We have eight or 10 categories under license. We go to someone like Capelli to do the accessories. They design the product, we approve it, and they ship it to our distribution channel. On the wholesale side, we buy it for our own d-to-c. We don’t want to be in the eyewear business, or the footwear business or in accessories, underwear or socks by ourselves. We’d rather worked with experts in those areas and let them sell the products to our d-to-c as well as selling mainly to the wholesale channels.
WWD: In July, you hired Sandip Grewal as chief financial/chief operating officer, a new role. Did you not have people in those positions before?
M.B.: We didn’t have a chief operating officer role. Since I am a strong operator, I had some of those functions reporting into me. At the end of the day, we want to continue to grow this business, and by having somebody who takes some of those responsibilities off my plate, I could focus more on the merchant side, building product and other areas of growth for the business, and help us get to the next level. Sandip has obviously grown a number of different businesses. He has been involved in tough retail times, as we are in today and as we were in 2008. He’s also done acquisitions. He has worked with financial sponsors, and we are owned by a financial sponsor. He’s the sort of person I needed to help us on that side of the business to get to the next level. It’s a fresh set of eyeballs. He’s got 30-plus years of experience.
WWD: Any chance of an acquisition?
M.B.: In my past life I ran a platform, Differential Brands, before we acquired Global Brands Group. As long as True Religion is running on all cylinders and our investors have an appetite to potentially buy something, it makes sense where we could help add value and grow that business. But there is no focus today to do acquisitions. As we continue to execute our True Religion growth plans, we might consider that as an option.
WWD: What denim brands do you admire most and why?
M.B.: Diesel invented the $100 jeans market in this country. It was phenomenal how they did and it taught me to have a lot of respect for Diesel. They have had their challenges over the years. But Levi’s is the king. Lee and Wrangler at a lower price point do a good job at the mass level and G-Star has done a great job globally, though it might not be as big in America, but globally it’s a very large business. G-Star has had some very good innovation in terms of their washes and fits. Fashion Nova makes everything. They make jeans. They make every category. They have done an amazing job in terms of fast fashion.
WWD: What’s your view on how retail is performing and the economy?

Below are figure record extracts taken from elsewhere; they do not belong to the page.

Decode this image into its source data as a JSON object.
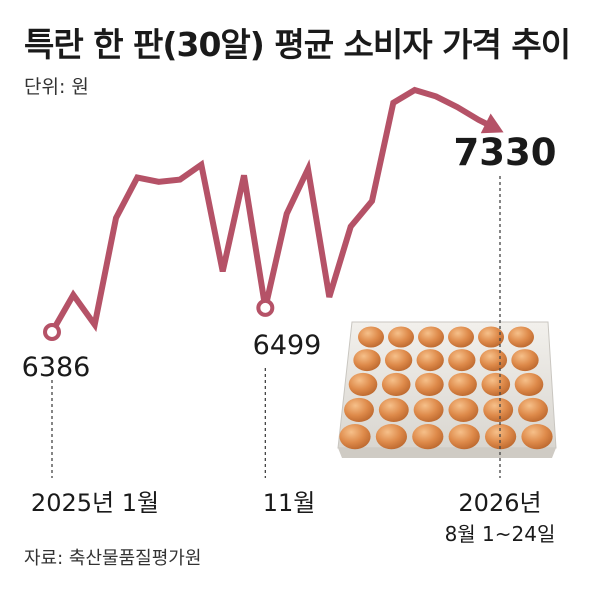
{
  "title": "특란 한 판(30알) 평균 소비자 가격 추이",
  "unit": "단위: 원",
  "source": "자료: 축산물품질평가원",
  "chart_data": {
    "type": "line",
    "title": "특란 한 판(30알) 평균 소비자 가격 추이",
    "unit": "원",
    "x": [
      "2025년 1월",
      "",
      "",
      "",
      "",
      "",
      "",
      "",
      "",
      "",
      "11월",
      "",
      "",
      "",
      "",
      "",
      "",
      "",
      "",
      "",
      "",
      "2026년 8월 1~24일"
    ],
    "x_tick_labels": [
      "2025년 1월",
      "11월",
      "2026년",
      "8월 1~24일"
    ],
    "values": [
      6386,
      6560,
      6420,
      6920,
      7110,
      7090,
      7100,
      7170,
      6670,
      7120,
      6499,
      6940,
      7150,
      6550,
      6880,
      7000,
      7460,
      7520,
      7490,
      7440,
      7380,
      7330
    ],
    "labeled_points": [
      {
        "index": 0,
        "value": "6386"
      },
      {
        "index": 10,
        "value": "6499"
      },
      {
        "index": 21,
        "value": "7330"
      }
    ],
    "ylim": [
      6000,
      7600
    ],
    "line_color": "#b55267",
    "highlight_color": "#b04a62",
    "grid": false,
    "legend": "none"
  }
}
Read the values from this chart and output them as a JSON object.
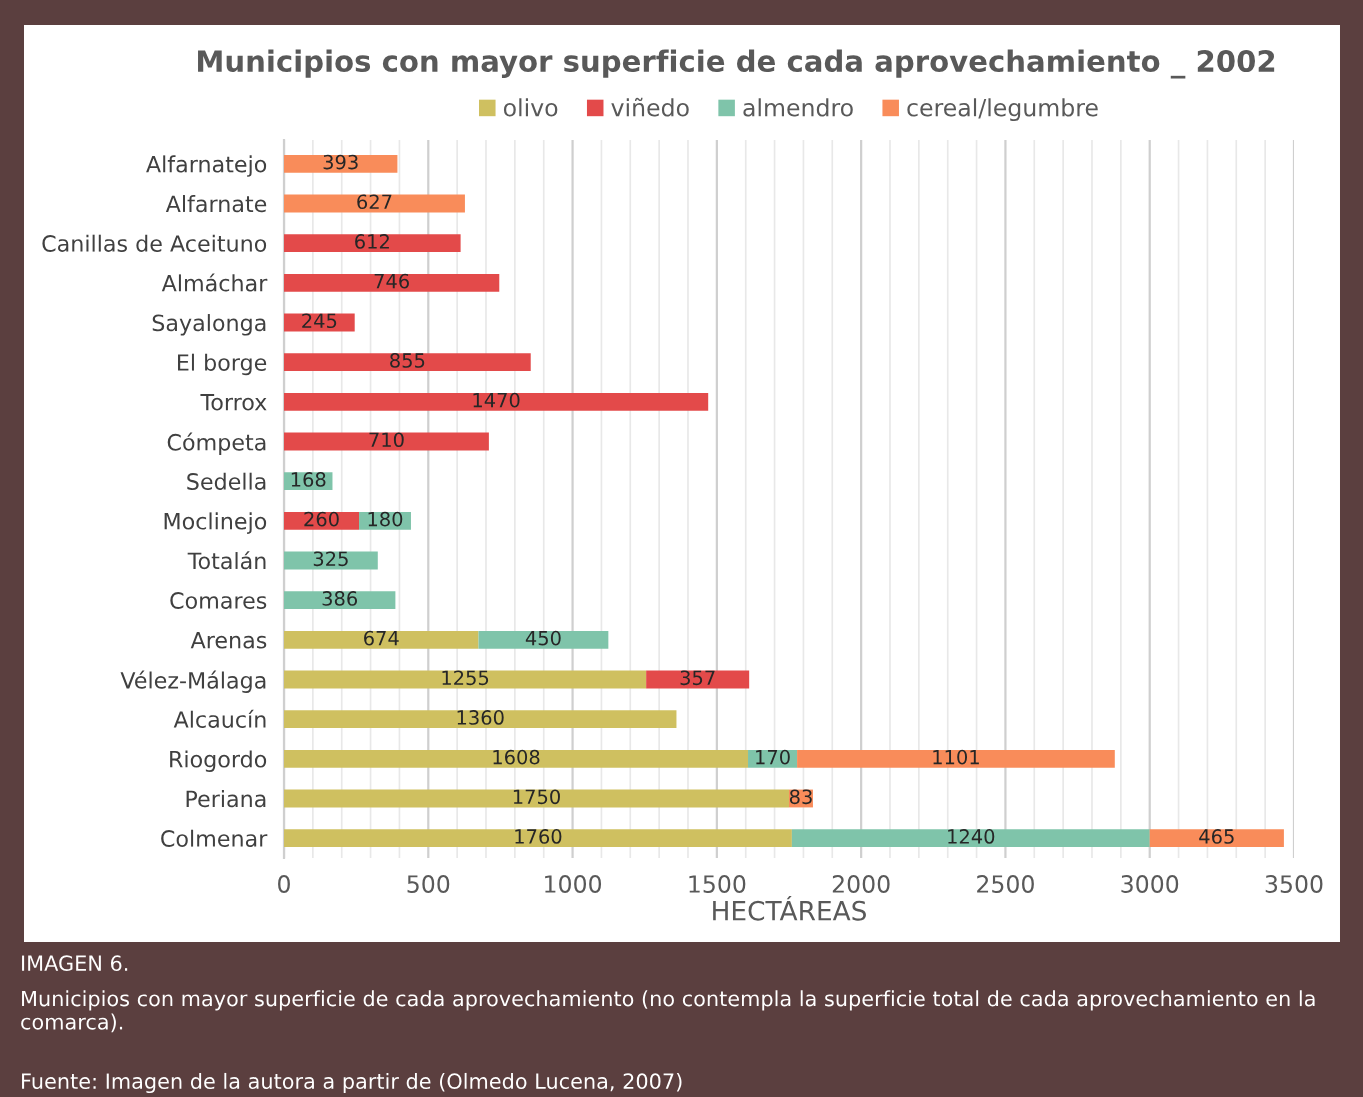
{
  "chart_data": {
    "type": "bar",
    "orientation": "horizontal",
    "stacked": true,
    "title": "Municipios con mayor superficie de cada aprovechamiento _ 2002",
    "xlabel": "HECTÁREAS",
    "categories": [
      "Alfarnatejo",
      "Alfarnate",
      "Canillas de Aceituno",
      "Almáchar",
      "Sayalonga",
      "El borge",
      "Torrox",
      "Cómpeta",
      "Sedella",
      "Moclinejo",
      "Totalán",
      "Comares",
      "Arenas",
      "Vélez-Málaga",
      "Alcaucín",
      "Riogordo",
      "Periana",
      "Colmenar"
    ],
    "series": [
      {
        "name": "olivo",
        "color": "#cfc060",
        "values": [
          null,
          null,
          null,
          null,
          null,
          null,
          null,
          null,
          null,
          null,
          null,
          null,
          674,
          1255,
          1360,
          1608,
          1750,
          1760
        ]
      },
      {
        "name": "viñedo",
        "color": "#e34a4a",
        "values": [
          null,
          null,
          612,
          746,
          245,
          855,
          1470,
          710,
          null,
          260,
          null,
          null,
          null,
          357,
          null,
          null,
          null,
          null
        ]
      },
      {
        "name": "almendro",
        "color": "#7fc4aa",
        "values": [
          null,
          null,
          null,
          null,
          null,
          null,
          null,
          null,
          168,
          180,
          325,
          386,
          450,
          null,
          null,
          170,
          null,
          1240
        ]
      },
      {
        "name": "cereal/legumbre",
        "color": "#f98c5a",
        "values": [
          393,
          627,
          null,
          null,
          null,
          null,
          null,
          null,
          null,
          null,
          null,
          null,
          null,
          null,
          null,
          1101,
          83,
          465
        ]
      }
    ],
    "xlim": [
      0,
      3500
    ],
    "xticks": [
      0,
      500,
      1000,
      1500,
      2000,
      2500,
      3000,
      3500
    ],
    "grid": "x",
    "legend": "top",
    "data_labels": true,
    "annotations": [
      "IMAGEN 6.",
      "Municipios con mayor superficie de cada aprovechamiento (no contempla la superficie total de cada aprovechamiento en la comarca).",
      "Fuente: Imagen de la autora a partir de (Olmedo Lucena, 2007)"
    ]
  }
}
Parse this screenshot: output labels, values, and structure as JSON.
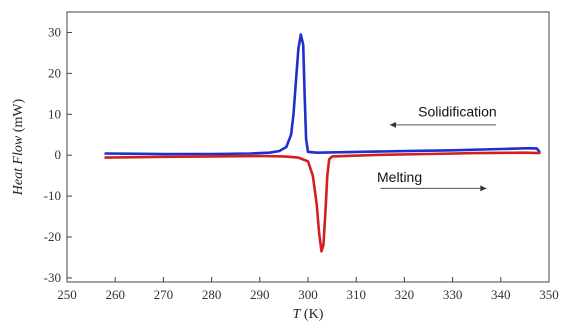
{
  "chart_data": {
    "type": "line",
    "xlabel": {
      "symbol": "T",
      "unit": " (K)"
    },
    "ylabel": {
      "symbol": "Heat Flow",
      "unit": " (mW)"
    },
    "xlim": [
      250,
      350
    ],
    "ylim": [
      -31,
      35
    ],
    "xticks": [
      250,
      260,
      270,
      280,
      290,
      300,
      310,
      320,
      330,
      340,
      350
    ],
    "yticks": [
      -30,
      -20,
      -10,
      0,
      10,
      20,
      30
    ],
    "grid": false,
    "legend": "none",
    "series": [
      {
        "color": "#1f2fcf",
        "points": [
          [
            258,
            0.4
          ],
          [
            270,
            0.3
          ],
          [
            280,
            0.3
          ],
          [
            288,
            0.4
          ],
          [
            292,
            0.6
          ],
          [
            294,
            1.0
          ],
          [
            295.5,
            2.0
          ],
          [
            296.5,
            5.0
          ],
          [
            297,
            10.0
          ],
          [
            297.5,
            18.0
          ],
          [
            298,
            26.0
          ],
          [
            298.5,
            29.5
          ],
          [
            299,
            27.0
          ],
          [
            299.3,
            15.0
          ],
          [
            299.6,
            4.0
          ],
          [
            300,
            0.8
          ],
          [
            302,
            0.6
          ],
          [
            310,
            0.8
          ],
          [
            320,
            1.0
          ],
          [
            330,
            1.2
          ],
          [
            340,
            1.5
          ],
          [
            346,
            1.7
          ],
          [
            347.5,
            1.6
          ],
          [
            348,
            0.8
          ]
        ]
      },
      {
        "color": "#d02020",
        "points": [
          [
            258,
            -0.6
          ],
          [
            270,
            -0.4
          ],
          [
            280,
            -0.3
          ],
          [
            290,
            -0.2
          ],
          [
            295,
            -0.3
          ],
          [
            298,
            -0.6
          ],
          [
            300,
            -1.5
          ],
          [
            301,
            -5.0
          ],
          [
            301.8,
            -12.0
          ],
          [
            302.3,
            -19.0
          ],
          [
            302.8,
            -23.5
          ],
          [
            303.2,
            -22.0
          ],
          [
            303.6,
            -14.0
          ],
          [
            304,
            -5.0
          ],
          [
            304.4,
            -1.0
          ],
          [
            305,
            -0.3
          ],
          [
            315,
            0.1
          ],
          [
            325,
            0.3
          ],
          [
            335,
            0.5
          ],
          [
            345,
            0.6
          ],
          [
            348,
            0.5
          ]
        ]
      }
    ],
    "annotations": [
      {
        "text": "Solidification",
        "x": 331,
        "y": 9.5,
        "arrow_from": [
          339,
          7.4
        ],
        "arrow_to": [
          317,
          7.4
        ]
      },
      {
        "text": "Melting",
        "x": 319,
        "y": -6.5,
        "arrow_from": [
          315,
          -8.1
        ],
        "arrow_to": [
          337,
          -8.1
        ]
      }
    ]
  }
}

M.B.: The economy is tough. A lot of big-box guys are slowing down more so than others. The lower income consumer is more pinched by inflation on food and rents, which has not been offset by enough increases in wages. On the luxury side, the rich are still rich but they are 20 to 30 percent less rich if they’ve been investing in equities or quite honestly, any type of investment. Everything has got hit and will probably continue to get hit for a little bit. So the rich are just less rich. If they’ll have to buy fewer Chanel handbags, we’ll find out. People are just being cautious.
WWD: What is the origin of the name True Religion?
M.B.: It comes from the founder of the business, Jeff Lubell, and his philosophy that the only commonalty that everyone has in this world is that everyone wears jeans. It’s the only “true religion.” It’s the belief in denim.